Roshan digital accounts attract $400m in four months

Published February 3, 2021
A senior banker said the inflows were encouraging, but slow as per the expectations of the government and the State Bank. — AFP/File
A senior banker said the inflows were encouraging, but slow as per the expectations of the government and the State Bank. — AFP/File

KARACHI: Foreign exchange inflows through the Roshan Digital Accounts (RDAs) reached $400 million within four months, reflecting growing confidence in the State Bank’s new initiative launched by Prime Minister Imran Khan on Sept 10, 2020.

RDAs aim to attract millions of Pakistanis living abroad by offering much higher returns on deposits compared to the returns in developed economies.

“So far the total inflows in RDAs have reached $400 million,” the SBP said in response to a query on Tuesday.

A senior banker said the inflows were encouraging, but slow as per the expectations of the government and the State Bank.
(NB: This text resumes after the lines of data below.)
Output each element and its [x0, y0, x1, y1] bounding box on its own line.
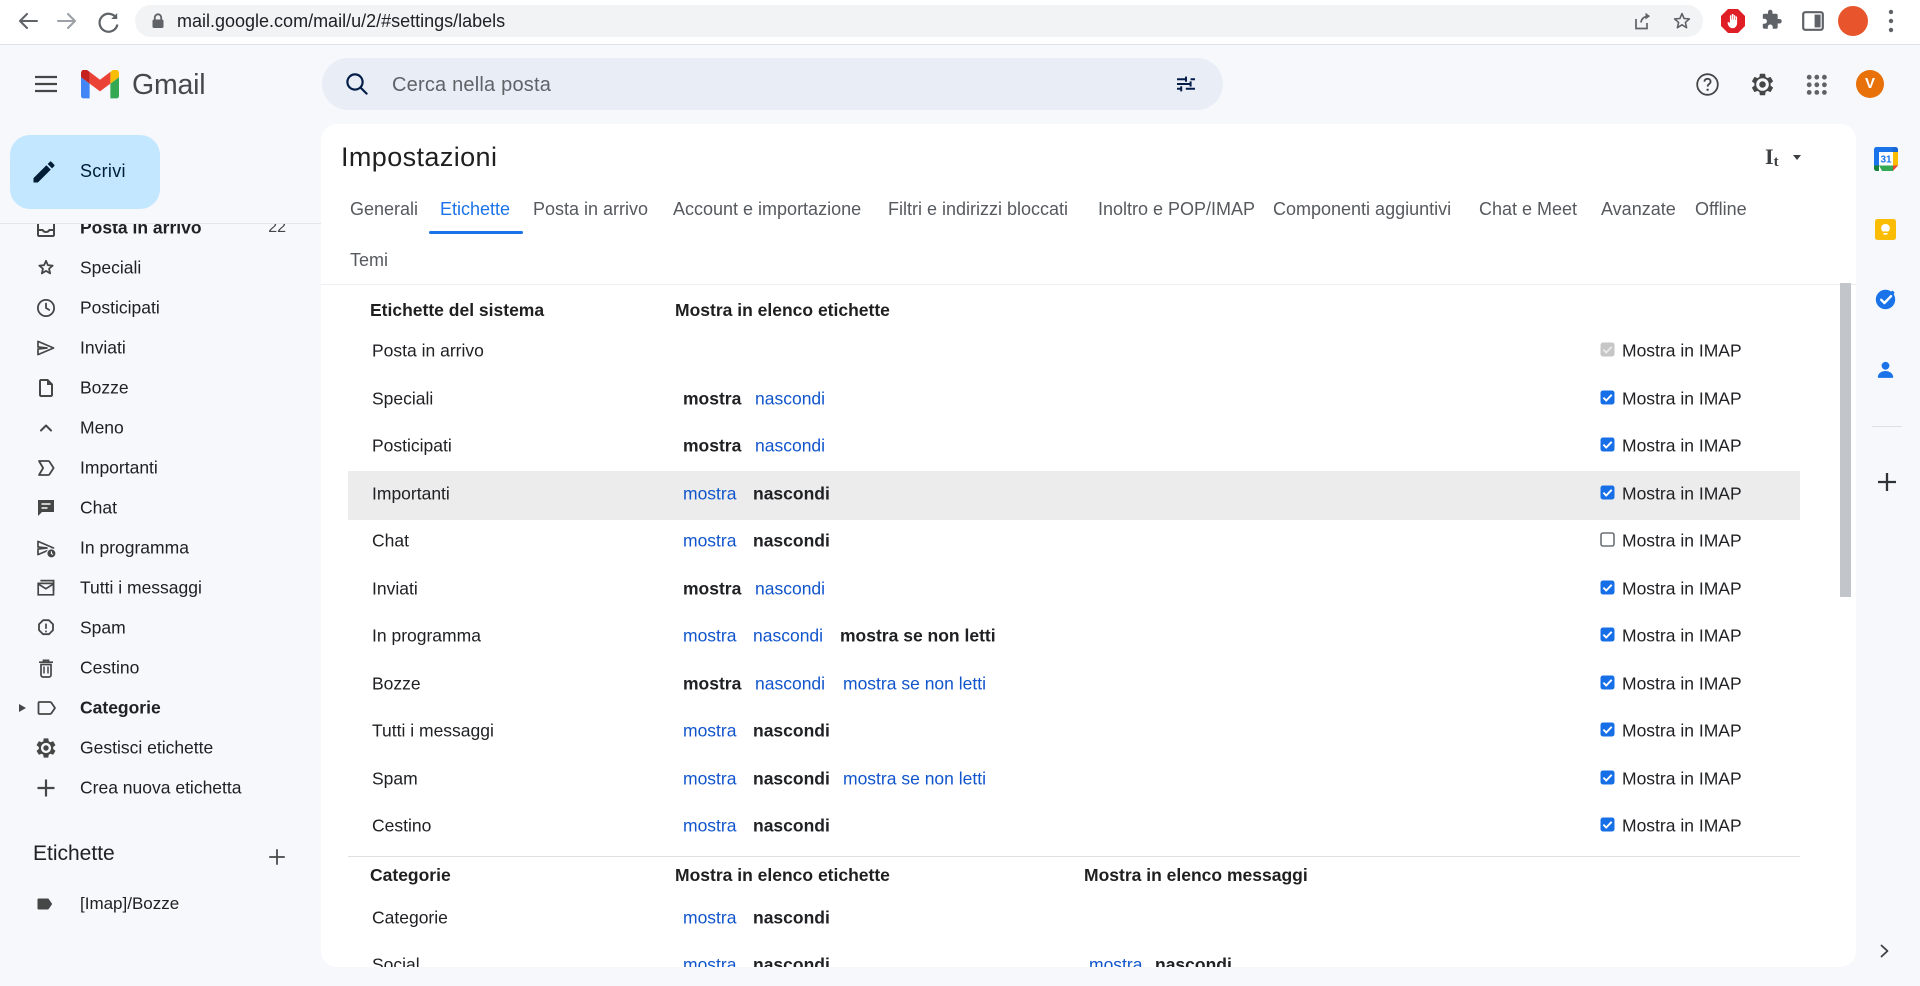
svg-text:31: 31 — [1880, 155, 1892, 166]
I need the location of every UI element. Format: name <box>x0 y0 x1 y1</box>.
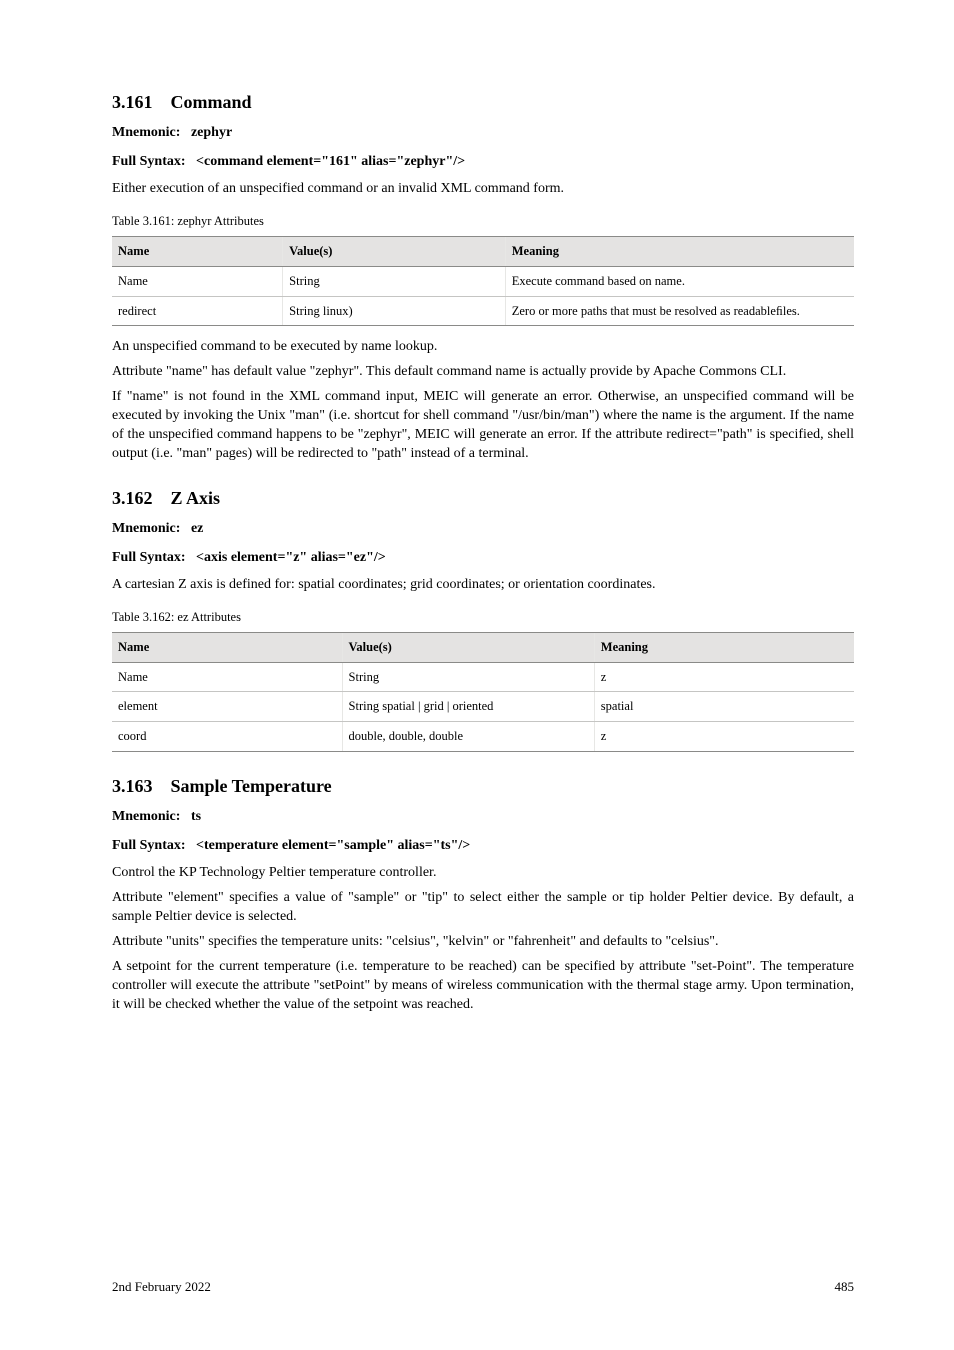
table-cell: String linux) <box>283 296 506 326</box>
attributes-table: Name Value(s) Meaning Name String Execut… <box>112 236 854 327</box>
table-row: coord double, double, double z <box>112 722 854 752</box>
attributes-table: Name Value(s) Meaning Name String z elem… <box>112 632 854 753</box>
mnemonic-label: Mnemonic: <box>112 125 180 140</box>
section-title-text: Command <box>171 92 252 112</box>
table-cell: String spatial | grid | oriented <box>342 692 594 722</box>
section-summary: Either execution of an unspecified comma… <box>112 180 854 199</box>
table-cell: z <box>594 662 854 692</box>
section-header: 3.161 Command Mnemonic: zephyr Full Synt… <box>112 90 854 199</box>
mnemonic-label: Mnemonic: <box>112 809 180 824</box>
mnemonic-label: Mnemonic: <box>112 521 180 536</box>
table-cell: coord <box>112 722 342 752</box>
table-header: Name <box>112 236 283 266</box>
full-syntax-label: Full Syntax: <box>112 154 186 169</box>
full-syntax-value: <temperature element="sample" alias="ts"… <box>196 838 470 853</box>
full-syntax-label: Full Syntax: <box>112 550 186 565</box>
table-header: Value(s) <box>342 632 594 662</box>
table-cell: spatial <box>594 692 854 722</box>
table-header: Meaning <box>505 236 854 266</box>
table-cell: Zero or more paths that must be resolved… <box>505 296 854 326</box>
table-cell: element <box>112 692 342 722</box>
full-syntax-value: <command element="161" alias="zephyr"/> <box>196 154 465 169</box>
table-cell: Execute command based on name. <box>505 266 854 296</box>
table-row: Name String Execute command based on nam… <box>112 266 854 296</box>
table-cell: double, double, double <box>342 722 594 752</box>
section-summary: Control the KP Technology Peltier temper… <box>112 864 854 883</box>
page-footer: 2nd February 2022 485 <box>0 1278 954 1296</box>
table-row: redirect String linux) Zero or more path… <box>112 296 854 326</box>
mnemonic-value: ez <box>191 521 203 536</box>
table-header-row: Name Value(s) Meaning <box>112 236 854 266</box>
body-paragraph: If "name" is not found in the XML comman… <box>112 388 854 464</box>
table-header: Meaning <box>594 632 854 662</box>
full-syntax-value: <axis element="z" alias="ez"/> <box>196 550 386 565</box>
section-summary: A cartesian Z axis is defined for: spati… <box>112 576 854 595</box>
full-syntax-label: Full Syntax: <box>112 838 186 853</box>
section-header: 3.162 Z Axis Mnemonic: ez Full Syntax: <… <box>112 486 854 595</box>
table-header-row: Name Value(s) Meaning <box>112 632 854 662</box>
section-number: 3.163 <box>112 776 153 796</box>
body-paragraph: Attribute "element" specifies a value of… <box>112 889 854 927</box>
section-header: 3.163 Sample Temperature Mnemonic: ts Fu… <box>112 774 854 883</box>
table-header: Value(s) <box>283 236 506 266</box>
table-row: element String spatial | grid | oriented… <box>112 692 854 722</box>
body-paragraph: An unspecified command to be executed by… <box>112 338 854 357</box>
table-cell: Name <box>112 662 342 692</box>
footer-date: 2nd February 2022 <box>112 1278 211 1296</box>
table-row: Name String z <box>112 662 854 692</box>
body-paragraph: Attribute "units" specifies the temperat… <box>112 933 854 952</box>
table-caption: Table 3.161: zephyr Attributes <box>112 213 854 230</box>
mnemonic-value: zephyr <box>191 125 232 140</box>
section-title-text: Sample Temperature <box>171 776 332 796</box>
table-cell: String <box>342 662 594 692</box>
table-cell: redirect <box>112 296 283 326</box>
table-cell: String <box>283 266 506 296</box>
footer-page-number: 485 <box>835 1278 855 1296</box>
section-number: 3.161 <box>112 92 153 112</box>
mnemonic-value: ts <box>191 809 201 824</box>
section-number: 3.162 <box>112 488 153 508</box>
table-cell: z <box>594 722 854 752</box>
table-header: Name <box>112 632 342 662</box>
table-cell: Name <box>112 266 283 296</box>
section-title-text: Z Axis <box>171 488 221 508</box>
body-paragraph: A setpoint for the current temperature (… <box>112 958 854 1015</box>
body-paragraph: Attribute "name" has default value "zeph… <box>112 363 854 382</box>
table-caption: Table 3.162: ez Attributes <box>112 609 854 626</box>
However, attracting $400m within four months could be a good replacement of hot money.

The country had received about $3.4 billion in the domestic bonds before March FY20. The entire amount of $3.4bn landed in FY20. Most of the foreign investment which was termed hot money left the country in the last quarter of FY20 following the Covid-19 pandemic.
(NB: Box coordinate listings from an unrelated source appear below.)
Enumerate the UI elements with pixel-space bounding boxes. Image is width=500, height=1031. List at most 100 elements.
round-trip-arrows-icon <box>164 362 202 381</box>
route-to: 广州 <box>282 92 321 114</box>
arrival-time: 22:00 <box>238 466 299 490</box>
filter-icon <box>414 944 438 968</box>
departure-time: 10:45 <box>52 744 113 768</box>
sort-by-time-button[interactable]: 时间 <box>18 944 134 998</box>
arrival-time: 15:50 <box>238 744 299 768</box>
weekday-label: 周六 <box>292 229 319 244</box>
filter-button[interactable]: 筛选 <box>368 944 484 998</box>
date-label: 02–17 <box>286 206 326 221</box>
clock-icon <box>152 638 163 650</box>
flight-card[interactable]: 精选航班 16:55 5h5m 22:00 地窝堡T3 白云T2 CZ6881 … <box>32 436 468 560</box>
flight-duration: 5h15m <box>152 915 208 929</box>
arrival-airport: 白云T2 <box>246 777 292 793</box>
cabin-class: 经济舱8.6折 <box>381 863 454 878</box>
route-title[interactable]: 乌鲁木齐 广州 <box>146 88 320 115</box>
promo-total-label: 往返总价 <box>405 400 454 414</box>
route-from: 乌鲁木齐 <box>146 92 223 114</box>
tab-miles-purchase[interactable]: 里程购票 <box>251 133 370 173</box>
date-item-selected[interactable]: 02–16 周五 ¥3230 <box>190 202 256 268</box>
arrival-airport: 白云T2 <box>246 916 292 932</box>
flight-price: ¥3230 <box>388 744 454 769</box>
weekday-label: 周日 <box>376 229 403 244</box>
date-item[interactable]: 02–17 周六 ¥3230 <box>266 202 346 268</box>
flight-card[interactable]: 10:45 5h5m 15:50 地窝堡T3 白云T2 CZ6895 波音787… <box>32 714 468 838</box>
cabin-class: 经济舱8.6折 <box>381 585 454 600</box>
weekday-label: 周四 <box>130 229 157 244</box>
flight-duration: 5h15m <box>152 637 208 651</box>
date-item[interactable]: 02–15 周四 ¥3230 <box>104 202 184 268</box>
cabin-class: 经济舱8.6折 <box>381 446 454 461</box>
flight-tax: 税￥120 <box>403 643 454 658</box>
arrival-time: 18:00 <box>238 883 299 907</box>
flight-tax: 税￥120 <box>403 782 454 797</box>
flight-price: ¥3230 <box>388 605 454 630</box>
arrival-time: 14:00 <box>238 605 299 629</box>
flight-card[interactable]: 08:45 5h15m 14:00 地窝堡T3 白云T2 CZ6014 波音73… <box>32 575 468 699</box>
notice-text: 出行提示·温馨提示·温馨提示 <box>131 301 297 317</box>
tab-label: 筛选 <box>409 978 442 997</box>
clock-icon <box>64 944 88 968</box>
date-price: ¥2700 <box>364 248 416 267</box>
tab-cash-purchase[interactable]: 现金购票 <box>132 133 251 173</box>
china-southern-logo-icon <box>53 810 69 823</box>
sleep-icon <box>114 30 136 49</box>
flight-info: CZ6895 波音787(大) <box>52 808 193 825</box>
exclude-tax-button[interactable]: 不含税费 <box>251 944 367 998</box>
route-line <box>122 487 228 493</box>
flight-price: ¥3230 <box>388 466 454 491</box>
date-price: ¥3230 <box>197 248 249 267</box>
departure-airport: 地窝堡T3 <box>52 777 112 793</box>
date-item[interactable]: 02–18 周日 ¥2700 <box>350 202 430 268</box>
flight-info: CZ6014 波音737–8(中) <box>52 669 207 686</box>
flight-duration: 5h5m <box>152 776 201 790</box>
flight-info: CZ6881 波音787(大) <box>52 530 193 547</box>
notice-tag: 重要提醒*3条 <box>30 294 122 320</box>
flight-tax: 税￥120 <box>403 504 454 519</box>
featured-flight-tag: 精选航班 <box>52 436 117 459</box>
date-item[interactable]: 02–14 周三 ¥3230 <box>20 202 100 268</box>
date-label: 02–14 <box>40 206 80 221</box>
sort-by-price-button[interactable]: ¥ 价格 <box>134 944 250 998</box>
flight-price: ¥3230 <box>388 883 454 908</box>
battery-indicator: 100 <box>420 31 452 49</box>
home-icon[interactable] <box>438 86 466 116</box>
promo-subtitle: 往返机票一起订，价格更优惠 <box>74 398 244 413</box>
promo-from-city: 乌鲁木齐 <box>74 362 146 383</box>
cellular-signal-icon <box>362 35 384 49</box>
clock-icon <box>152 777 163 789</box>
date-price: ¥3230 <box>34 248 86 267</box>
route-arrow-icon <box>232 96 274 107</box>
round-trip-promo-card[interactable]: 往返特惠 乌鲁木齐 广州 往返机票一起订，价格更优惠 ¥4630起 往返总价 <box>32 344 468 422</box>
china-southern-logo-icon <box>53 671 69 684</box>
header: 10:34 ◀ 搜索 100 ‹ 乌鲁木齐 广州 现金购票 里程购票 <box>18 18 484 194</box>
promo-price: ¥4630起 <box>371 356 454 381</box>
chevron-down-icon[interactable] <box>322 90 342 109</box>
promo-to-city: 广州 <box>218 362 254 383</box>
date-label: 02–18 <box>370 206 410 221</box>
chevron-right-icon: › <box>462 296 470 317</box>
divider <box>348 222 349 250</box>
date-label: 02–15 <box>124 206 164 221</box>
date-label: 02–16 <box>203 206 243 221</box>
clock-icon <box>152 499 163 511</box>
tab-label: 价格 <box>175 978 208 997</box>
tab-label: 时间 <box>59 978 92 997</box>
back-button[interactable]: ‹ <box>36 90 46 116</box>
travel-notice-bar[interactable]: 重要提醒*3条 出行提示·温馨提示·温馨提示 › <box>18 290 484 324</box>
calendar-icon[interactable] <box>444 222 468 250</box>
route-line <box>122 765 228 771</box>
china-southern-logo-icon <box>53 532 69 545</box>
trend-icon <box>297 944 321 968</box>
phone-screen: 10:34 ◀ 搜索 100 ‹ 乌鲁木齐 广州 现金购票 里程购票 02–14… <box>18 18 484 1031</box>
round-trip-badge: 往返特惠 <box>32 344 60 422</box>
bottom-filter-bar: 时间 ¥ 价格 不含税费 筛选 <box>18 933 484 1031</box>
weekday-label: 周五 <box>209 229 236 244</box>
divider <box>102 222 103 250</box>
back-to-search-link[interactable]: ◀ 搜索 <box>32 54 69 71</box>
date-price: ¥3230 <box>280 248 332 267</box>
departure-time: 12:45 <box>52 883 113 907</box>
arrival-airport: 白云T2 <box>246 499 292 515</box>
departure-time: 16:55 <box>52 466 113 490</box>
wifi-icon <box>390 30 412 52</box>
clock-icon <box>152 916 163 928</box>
The SBP also said that so far the total number of accounts opened for RDAs reached 80,000. It was not known Pakistanis from which country and region opened the highest number of accounts.
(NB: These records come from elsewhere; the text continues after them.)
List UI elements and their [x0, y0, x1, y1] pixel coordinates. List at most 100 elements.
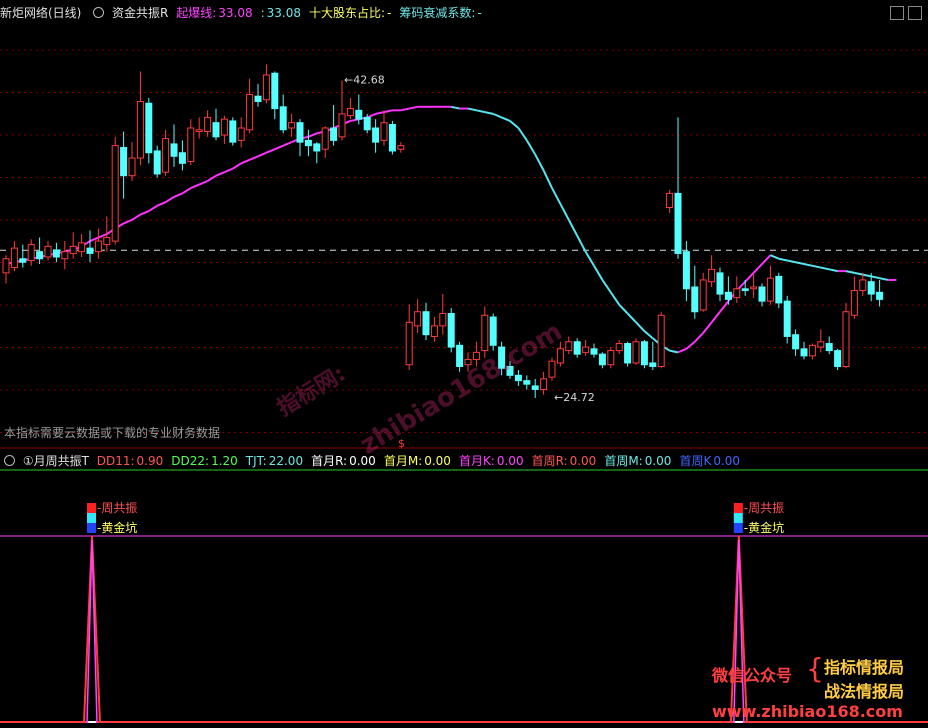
brace-icon: {: [806, 652, 824, 685]
candle-up: [69, 245, 77, 254]
ma-line-segment: [812, 264, 822, 269]
signal-marker-red: [733, 503, 743, 513]
candle-up: [733, 288, 741, 299]
ma-line-segment: [744, 272, 755, 283]
site-url: www.zhibiao168.com: [712, 702, 903, 721]
candle-down: [716, 272, 724, 295]
header-item-value: 0.00: [713, 454, 741, 468]
ma-line-segment: [131, 213, 141, 221]
ma-line-segment: [694, 332, 704, 343]
ma-line-segment: [207, 174, 217, 182]
candle-up: [288, 122, 296, 129]
header-item-label: 首月R:: [311, 454, 348, 468]
candle-up: [808, 344, 816, 357]
header-item-value: 0.90: [136, 454, 164, 468]
candle-down: [489, 316, 497, 346]
candle-down: [640, 341, 648, 366]
header-item-label: 首月M:: [383, 454, 423, 468]
ma-line-segment: [173, 192, 183, 198]
ma-line-segment: [215, 171, 225, 177]
candle-down: [363, 116, 371, 131]
ma-line-segment: [467, 107, 477, 112]
candle-down: [229, 120, 237, 143]
collapse-icon[interactable]: [890, 6, 904, 20]
wechat-label: 微信公众号: [712, 666, 793, 685]
candle-up: [582, 346, 590, 353]
candle-up: [766, 277, 774, 302]
header-item: 筹码衰减系数: -: [399, 4, 485, 21]
header-item-value: 0.00: [569, 454, 597, 468]
candle-up: [540, 378, 548, 390]
candle-down: [355, 109, 363, 120]
indicator2-toggle-icon[interactable]: [4, 455, 15, 466]
candle-up: [607, 350, 615, 366]
ma-line-segment: [165, 196, 175, 204]
candle-up: [2, 258, 10, 274]
signal-label: -黄金坑: [97, 520, 137, 535]
header-item-value: 33.08: [266, 6, 302, 20]
candle-up: [136, 101, 144, 159]
main-chart: ←42.68←24.72-周共振-黄金坑-周共振-黄金坑$: [0, 49, 928, 723]
expand-icon[interactable]: [908, 6, 922, 20]
candle-up: [78, 242, 86, 253]
ma-line-segment: [282, 141, 292, 147]
candle-up: [380, 122, 388, 141]
candle-down: [178, 152, 186, 164]
candle-down: [52, 249, 60, 258]
ma-line-segment: [274, 144, 284, 151]
candle-up: [44, 245, 52, 258]
ma-line-segment: [601, 279, 612, 293]
candle-down: [825, 343, 833, 352]
ma-line-segment: [308, 132, 318, 138]
candle-down: [372, 127, 380, 143]
stock-name[interactable]: 新炬网络(日线): [0, 4, 81, 21]
candle-down: [792, 334, 800, 350]
ma-line-segment: [98, 233, 108, 239]
signal-marker-blue: [87, 523, 96, 533]
candle-up: [565, 341, 573, 352]
candle-up: [321, 127, 329, 150]
header-item: TJT: 22.00: [246, 454, 307, 468]
candle-down: [775, 275, 783, 304]
ma-line-segment: [752, 263, 763, 274]
candle-down: [514, 374, 522, 382]
candle-up: [94, 240, 102, 253]
indicator-toggle-icon[interactable]: [93, 7, 105, 18]
ma-line-segment: [567, 219, 579, 237]
ma-line-segment: [190, 183, 200, 189]
header-item-value: -: [387, 6, 392, 20]
candle-up: [472, 351, 480, 360]
signal-marker-cyan: [733, 513, 743, 523]
candle-up: [128, 157, 136, 177]
candle-down: [758, 286, 766, 302]
header-item-value: 22.00: [268, 454, 304, 468]
candle-up: [27, 244, 35, 262]
header-item: :33.08: [261, 6, 305, 20]
ma-line-segment: [140, 210, 150, 216]
candle-down: [741, 288, 749, 292]
header-item-value: 0.00: [424, 454, 451, 468]
candle-up: [699, 279, 707, 311]
ma-line-segment: [795, 261, 805, 266]
ma-line-segment: [576, 235, 587, 253]
ma-line-segment: [618, 303, 629, 315]
header-item-value: -: [477, 6, 482, 20]
ma-line-segment: [786, 259, 796, 264]
ma-line-segment: [224, 167, 234, 174]
header-item: 起爆线: 33.08: [176, 4, 256, 21]
ma-line-segment: [870, 275, 880, 280]
candle-down: [531, 385, 539, 390]
candle-down: [649, 362, 657, 368]
candle-down: [573, 341, 581, 355]
ma-line-segment: [517, 127, 528, 141]
price-annotation: ←42.68: [344, 74, 385, 87]
ma-line-segment: [551, 187, 562, 205]
candle-down: [876, 291, 884, 300]
candle-down: [153, 150, 161, 175]
ma-line-segment: [375, 111, 385, 115]
indicator2-title[interactable]: ①月周共振T: [23, 452, 89, 469]
candle-up: [632, 341, 640, 364]
ma-line-segment: [266, 148, 276, 154]
signal-marker-red: [87, 503, 96, 513]
indicator-name[interactable]: 资金共振R: [112, 4, 168, 21]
However, banking experts and currency dealers say that most of the accounts were opened by the Pakistanis living in the Gulf region which provides 65 per cent of the total remittances to the country.

The RDAs have been launched for Non-Resident Pakistanis’ (NRPs) to enable them to remotely open bank accounts in Pakistan through online digital portals without physically visiting branches.

Using their RDAs, NRPs can now avail digital banking facilities, including access to online banking, domestic funds transfer, utility bills and tuition fee payment in Pakistan, as well as investments in government bills, stock exchange, and real estate sector with option of full repatriation.

“If the current account remains surplus with an improved foreign exchange reserves, the inflow through RDAs could be higher in the second half of the current fiscal FY21,” said the banker.

Along with the RDA account, the SBP launched the Naya Pakistan Savings Certificate with the aim of boosting country’s economy by attracting foreign investments.

The buyers can own the certificate in US dollar with the highest interest rate of 7pc and in Pak rupees with the highest rate of 11pc per annum provided the investment is made for 5 years.

Banks offer both Islamic and conventional accounts and in various eligible currencies (and not just USD) as per the relevant rules and regulations of SBP.